“Put any two people in a room and they have a story to tell,” said writer Patrick McCabe in an interview given in advance of his most recent play, produced by Corcadorca theatre company and staged in the small, intimate space of the Half Moon Theatre in Cork. If this play is about anything, it is about the bounce and interplay, the shifts in pain and love and hate within the dynamics of personal relationships, particularly those of an intimate kind. Although audiences are likely more used to engaging with McCabe in cinema or in print, he has, in the past few years, moved towards theatre, and this stark, uncomplicated narrative has an understanding of the medium at its heart: it is the recognition and communion between audience and character that holds the energy of the piece over the hour and a half of its telling.
It is, nonetheless, recognizably Pat McCabe. Bleak, black humour, tinged with a kind of surrealism, undercuts the work, energises it, and pushes it along. It doesn’t necessarily lighten the narrative – this is, after all, McCabe’s dark imagination – but it does save it from becoming utterly relentless, hopeless and despairing. McCabe is not afraid, however, of smacking an audience in the face – his characters, as ever, are exaggerated and instantly recognisable, repulsive and endearing, vulnerable and full of bravado.
Set in a kind of somewhere, nowhere, possibly in the middle of Ireland, McCabe brings together a motley crew of relatives and friends to celebrate the 80th birthday of family matriarch and carer Mammy Sweetheart. Sweetheart, played with elegant menace by Geraldine Plunkett, is the centrepoint of the family, around whom life revolves and who keeps her married 50-something son bound to her apron strings through subtle manipulation and power-play that is deeply resonant, if also deeply depressing. “I couldn’t leave my little Unkie (Ciaran McIntyre),” she says to her adult child, as she recounts the years of physical abuse she suffered at the hands of her husband – a “Radio Eireann star” – at once making her son both saviour and culprit. It’s enough, as it so often is, to engender unswerving loyalty and devotion on her son’s behalf, who cannot bring himself to openly acknowledge his hatred of his mother, instead transferring it onto his wife, Connie (Kate O’Toole), who is herself trapped in the triangular structure incorporating Unkie and her mother-in-law. Unable to stay, unable to go, Connie turns in on herself, trying to please the unpleasable matriarch, retreating into dreams of a past affair, when she felt herself alive and desirable.
This is not easy material, despite the humour. The characters are lonely and sad, even former showband member Hoagy (Donagh Deeney), who bounces in from Britain in his pointed winklepickers, announcing triumphantly that he is cured. “There’s no more depression,” he says, but his is a false front, masked by the effort he and his friends put into preparing and celebrating the party for Sweetheart. “Hold up that cake,” Connie asks her husband, desperate for any means of escaping the now. But there is no way out, and that includes the Monsignor (Brendan Conroy), once able to dominate a situation by telling his parishioners to “offer it up”, now plagued on all sides by taunts that he is a ‘paedo’.
Director Pat Kiernan keeps a tight reign on this potentially combustible material and never lets it slide out of control.

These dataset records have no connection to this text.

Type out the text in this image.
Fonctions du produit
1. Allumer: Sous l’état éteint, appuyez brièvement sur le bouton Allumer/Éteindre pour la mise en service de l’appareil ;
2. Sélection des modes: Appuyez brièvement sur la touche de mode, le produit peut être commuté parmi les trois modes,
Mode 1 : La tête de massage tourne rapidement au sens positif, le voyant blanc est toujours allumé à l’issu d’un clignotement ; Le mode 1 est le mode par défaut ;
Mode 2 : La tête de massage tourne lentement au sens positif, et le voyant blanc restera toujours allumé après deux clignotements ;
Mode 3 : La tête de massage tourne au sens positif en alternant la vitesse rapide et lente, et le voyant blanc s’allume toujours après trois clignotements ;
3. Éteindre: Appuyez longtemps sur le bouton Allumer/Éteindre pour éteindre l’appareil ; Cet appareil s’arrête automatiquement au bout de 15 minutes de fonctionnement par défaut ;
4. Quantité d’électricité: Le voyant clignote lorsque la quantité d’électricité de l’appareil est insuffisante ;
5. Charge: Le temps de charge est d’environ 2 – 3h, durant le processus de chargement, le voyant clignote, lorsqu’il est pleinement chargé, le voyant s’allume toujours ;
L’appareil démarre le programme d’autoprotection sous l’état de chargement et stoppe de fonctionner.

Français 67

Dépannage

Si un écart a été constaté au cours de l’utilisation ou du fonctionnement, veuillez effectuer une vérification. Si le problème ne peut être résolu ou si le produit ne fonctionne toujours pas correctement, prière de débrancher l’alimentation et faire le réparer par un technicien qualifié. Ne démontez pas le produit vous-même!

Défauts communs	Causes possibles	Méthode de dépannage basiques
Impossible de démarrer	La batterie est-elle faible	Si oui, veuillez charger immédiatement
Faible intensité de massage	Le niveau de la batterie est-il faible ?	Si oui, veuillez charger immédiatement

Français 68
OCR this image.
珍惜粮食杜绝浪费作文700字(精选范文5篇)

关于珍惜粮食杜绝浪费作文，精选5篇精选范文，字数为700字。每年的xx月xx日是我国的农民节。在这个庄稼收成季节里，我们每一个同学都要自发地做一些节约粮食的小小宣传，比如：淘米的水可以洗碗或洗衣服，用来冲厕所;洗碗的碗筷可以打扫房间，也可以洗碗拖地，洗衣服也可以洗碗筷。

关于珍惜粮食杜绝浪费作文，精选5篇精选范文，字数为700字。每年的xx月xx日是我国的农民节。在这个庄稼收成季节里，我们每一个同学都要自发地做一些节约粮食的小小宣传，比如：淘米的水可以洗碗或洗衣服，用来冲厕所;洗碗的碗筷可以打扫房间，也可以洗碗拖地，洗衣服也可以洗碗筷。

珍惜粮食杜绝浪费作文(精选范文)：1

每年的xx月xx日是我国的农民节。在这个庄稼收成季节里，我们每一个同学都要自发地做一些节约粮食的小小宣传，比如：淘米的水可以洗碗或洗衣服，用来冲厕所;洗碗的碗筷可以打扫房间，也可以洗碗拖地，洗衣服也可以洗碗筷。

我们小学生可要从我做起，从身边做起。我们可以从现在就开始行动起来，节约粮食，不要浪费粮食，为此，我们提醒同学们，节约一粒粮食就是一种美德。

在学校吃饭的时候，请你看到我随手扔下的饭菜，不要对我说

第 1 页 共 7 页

The performances are measured, also controlled, the characters’ occasional verbal and even physical explosions – Unkie’s descent into anger and foul language; Connie’s uncomfortable demands for attention – emanating from a deep well of unresolved despair. Kiernan has gathered about him a sterling ensemble cast and the acting is terrific to a performer, each actor stamping out a personal presence on the stage, while never pushing forward to dominate the proceedings. It is a real, and rare, pleasure to see Kate O’Toole in an Irish theatrical setting, but Plunkett, Deeney, Conroy and McIntyre – each composed and fully-embedded in their art – are also a superb pleasure to watch.
As the title suggests, the less than welcome sense of the characters suffering is clothed over, even suffocated, by cake and sweetness, something that is highlighted by set designer Aedín Cosgrove’s outline of a pink house with what look alarmingly akin to prison beds on the inside. If, however, the characters are trapped in cages created for them by their culture, and by their own fearfulness, they will eventually – as they do at the play’s end - take out the gaudy instruments and party their life away. After all, what else can they possibly do?
Rachel Andrews is an arts journalist and critic based in Cork.